Defense attorney Stephen Jones filed a challenge with the state Supreme Court on Monday, asking the court to step in and control "a runaway grand jury."

Jones filed the challenge on behalf of Phillips -- who was named in bribery allegations contained in an indictment of former state Insurance Commissioner Carroll Fisher -- and Ron Akin, a Phillips associate who earlier testified before the grand jury.

Phillips has not been formally indicted by the multicounty grand jury.

The challenge claims the grand jury "has been operated in a matter inconsistent with basic, fundamental rights under the 14th Amendment of the United States Constitution."

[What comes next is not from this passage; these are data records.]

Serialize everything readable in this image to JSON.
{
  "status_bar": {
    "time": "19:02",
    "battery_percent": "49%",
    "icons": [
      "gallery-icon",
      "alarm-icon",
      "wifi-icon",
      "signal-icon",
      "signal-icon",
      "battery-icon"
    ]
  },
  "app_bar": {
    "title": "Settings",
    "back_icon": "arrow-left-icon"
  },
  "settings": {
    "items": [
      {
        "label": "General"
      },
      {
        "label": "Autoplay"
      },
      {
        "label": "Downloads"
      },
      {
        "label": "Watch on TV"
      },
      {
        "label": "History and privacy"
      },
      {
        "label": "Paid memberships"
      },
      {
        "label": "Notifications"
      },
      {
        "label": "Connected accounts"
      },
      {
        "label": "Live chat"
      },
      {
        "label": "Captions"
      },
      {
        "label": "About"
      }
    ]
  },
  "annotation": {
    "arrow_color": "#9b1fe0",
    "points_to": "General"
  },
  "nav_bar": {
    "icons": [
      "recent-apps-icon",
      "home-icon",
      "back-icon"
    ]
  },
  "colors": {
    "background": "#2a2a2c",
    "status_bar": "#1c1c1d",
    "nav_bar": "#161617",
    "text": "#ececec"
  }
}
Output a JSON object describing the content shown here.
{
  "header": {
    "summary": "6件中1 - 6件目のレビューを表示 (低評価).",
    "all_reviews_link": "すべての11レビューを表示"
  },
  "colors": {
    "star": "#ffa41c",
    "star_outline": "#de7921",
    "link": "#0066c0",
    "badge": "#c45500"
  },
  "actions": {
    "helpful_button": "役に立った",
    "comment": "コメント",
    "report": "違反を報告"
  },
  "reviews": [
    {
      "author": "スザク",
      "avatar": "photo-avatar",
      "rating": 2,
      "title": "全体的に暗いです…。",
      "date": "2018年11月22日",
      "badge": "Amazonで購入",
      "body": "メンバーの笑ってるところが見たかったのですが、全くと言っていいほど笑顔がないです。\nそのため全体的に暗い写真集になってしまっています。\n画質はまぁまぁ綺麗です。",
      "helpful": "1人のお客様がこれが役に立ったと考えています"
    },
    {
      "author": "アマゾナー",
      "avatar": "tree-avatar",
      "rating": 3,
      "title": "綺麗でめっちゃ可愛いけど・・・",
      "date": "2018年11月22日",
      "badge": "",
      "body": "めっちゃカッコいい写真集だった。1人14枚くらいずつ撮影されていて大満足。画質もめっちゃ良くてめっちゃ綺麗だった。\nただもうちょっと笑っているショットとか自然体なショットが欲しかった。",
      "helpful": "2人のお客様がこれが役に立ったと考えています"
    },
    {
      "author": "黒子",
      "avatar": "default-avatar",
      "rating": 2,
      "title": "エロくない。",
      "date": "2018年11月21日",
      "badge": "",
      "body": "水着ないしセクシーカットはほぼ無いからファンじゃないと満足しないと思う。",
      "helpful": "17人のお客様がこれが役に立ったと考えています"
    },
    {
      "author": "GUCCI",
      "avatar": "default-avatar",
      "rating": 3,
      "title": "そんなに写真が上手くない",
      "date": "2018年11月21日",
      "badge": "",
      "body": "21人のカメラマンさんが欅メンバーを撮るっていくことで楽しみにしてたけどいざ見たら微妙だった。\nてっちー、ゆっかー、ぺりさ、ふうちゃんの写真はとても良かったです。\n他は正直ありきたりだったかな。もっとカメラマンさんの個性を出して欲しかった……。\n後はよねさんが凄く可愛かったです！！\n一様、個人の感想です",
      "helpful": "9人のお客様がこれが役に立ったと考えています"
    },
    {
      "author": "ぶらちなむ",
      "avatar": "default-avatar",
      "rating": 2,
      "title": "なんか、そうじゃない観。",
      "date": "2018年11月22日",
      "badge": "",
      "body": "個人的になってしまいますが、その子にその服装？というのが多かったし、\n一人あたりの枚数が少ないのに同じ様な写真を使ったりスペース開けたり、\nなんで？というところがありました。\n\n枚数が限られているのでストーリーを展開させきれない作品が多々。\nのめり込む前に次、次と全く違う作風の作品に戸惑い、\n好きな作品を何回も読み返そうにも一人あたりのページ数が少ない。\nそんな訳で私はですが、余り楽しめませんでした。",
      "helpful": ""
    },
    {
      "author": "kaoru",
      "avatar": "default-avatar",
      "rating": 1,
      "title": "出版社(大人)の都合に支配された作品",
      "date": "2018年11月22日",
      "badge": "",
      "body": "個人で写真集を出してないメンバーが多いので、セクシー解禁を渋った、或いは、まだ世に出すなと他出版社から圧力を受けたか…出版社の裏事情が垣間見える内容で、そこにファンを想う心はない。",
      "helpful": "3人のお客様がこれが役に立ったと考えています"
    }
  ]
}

Specifically, Jones said grand jury hearings allow for the improper dismissal of witness attorneys. He said prosecutors with the state attorney general's office intimidate witnesses and conduct other court business without proper notice to witness attorneys.

"The prosecutors get away with whatever they want to do," Jones said. "They haven't been effectively challenged."

State attorney general's office spokesman Charlie Price said his office will be looking into Jones' allegations. He also said there hasn't been a similar challenge filed during Attorney General Drew Edmondson's tenure.